Hochul is from upstate New York, having begun her career on the Town Board in Hamburg, NY, just south of Buffalo. She first attracted attention in 2007, when she was appointed by then-Governor Eliot Spitzer to replace David Swartz as Erie County Clerk. While she was running for a full term, she broke with the Governor over his plan to give driver’s licenses to undocumented immigrants, declaring that she would work with ICE and the Department of Homeland Security to arrest any such immigrant who applied for a license. Later that year, she was elected to a full term as County Clerk, and was reelected in 2010.

In 2011, Hochul won a surprise special election in a solidly Republican Congressional district, beating a field that was divided between traditional Republican and a Tea Party candidate who garnered 9% of the vote. She ran in opposition to the Republican plan to “end Medicare as we know it,” but signalled that she was open to some cuts to the program. The next year, after her seat was redrawn into another Republican-leaning district, she lost a close race to Chris Collins. After that, she worked as a lobbyist for M&T Bank.

Two years later, in 2014, Andrew Cuomo’s first Lieutenant Governor, Robert Duffy, announced he would not seek a second term, and Cuomo selected Hochul to replace him on his ticket. At the time, Cuomo was being challenged by Zephyr Teachout, and some speculated that he selected Hochul to fend off charges of sexism, or lack of diversity. (2014 was also the year Cuomo launched the fake Women’s Equality Party.) Her selection was also seen as a nod to conservative upstate voters.
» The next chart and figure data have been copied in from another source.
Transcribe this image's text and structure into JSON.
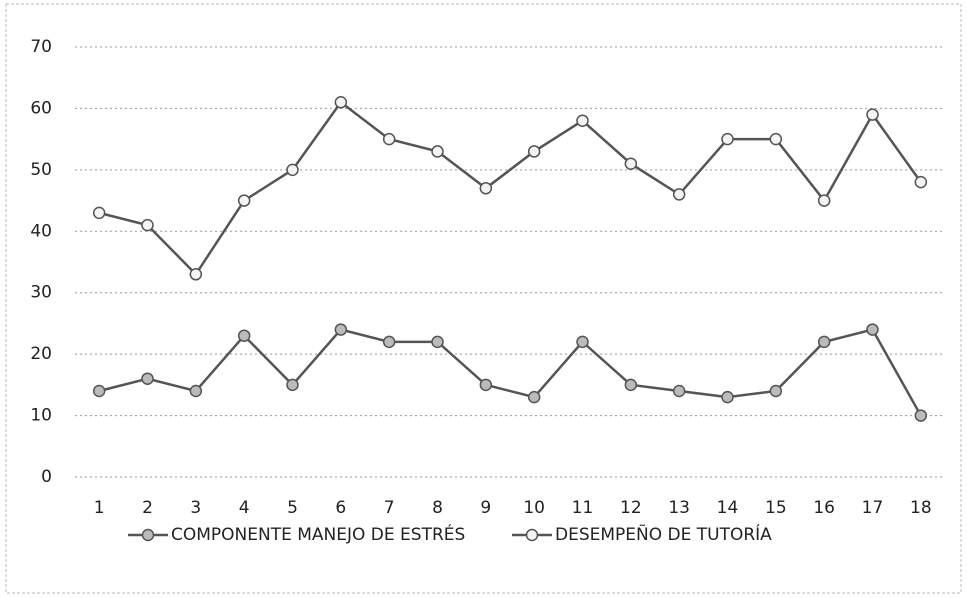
{
  "chart_data": {
    "type": "line",
    "categories": [
      "1",
      "2",
      "3",
      "4",
      "5",
      "6",
      "7",
      "8",
      "9",
      "10",
      "11",
      "12",
      "13",
      "14",
      "15",
      "16",
      "17",
      "18"
    ],
    "series": [
      {
        "name": "COMPONENTE MANEJO DE ESTRÉS",
        "color": "#555555",
        "values": [
          14,
          16,
          14,
          23,
          15,
          24,
          22,
          22,
          15,
          13,
          22,
          15,
          14,
          13,
          14,
          22,
          24,
          10
        ]
      },
      {
        "name": "DESEMPEÑO DE TUTORÍA",
        "color": "#555555",
        "values": [
          43,
          41,
          33,
          45,
          50,
          61,
          55,
          53,
          47,
          53,
          58,
          51,
          46,
          55,
          55,
          45,
          59,
          48
        ]
      }
    ],
    "ylim": [
      0,
      70
    ],
    "yticks": [
      0,
      10,
      20,
      30,
      40,
      50,
      60,
      70
    ],
    "grid": true,
    "legend": "bottom"
  }
}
In the two terms that Hochul has served with the Governor, she has been a marginal but loyal figure in the administration. Her role has been mainly to serve on advisory boards and task forces, generally as a mouthpiece for the Governor. Although she touted an endorsement by the National Rifle Association during her 2012 Congressional campaign, she now echoes the Governor’s antagonism of the organization. Similarly, when Cuomo announced his support for granting driver’s licenses to undocumented New Yorkers–the same issue Hochul had vocally opposed when Spitzer pushed it in 2007–she defended and repeated his position. In her 2018 primary debate with Jumaane Williams, Hochul could not name a single time that she had disagreed with the Governor or changed his mind about an issue.

Hochul has also been implicated in the same political corruption as Andrew Cuomo. According to a report from LittleSis, she received over $35,000 in donations from the same donors involved in the Buffalo Billion scandal. In 2016, her husband, William Hochul, left his position as a US Attorney to work for Delaware North, a multibillion dollar hospitality company that has business before the state and has received favorable treatment by the Governor. And her campaign finance disclosures list the same type of large donors that fund Cuomo’s massive war chest: fossil fuel companies, telecomms, and of course the real estate industry.

If Andrew Cuomo is forced to resign, or removed by the legislature, then Hochul will become the state’s first female governor, but there is little in her past to suggest that she would be a departure from the abusive and corrupt governance of the last decade.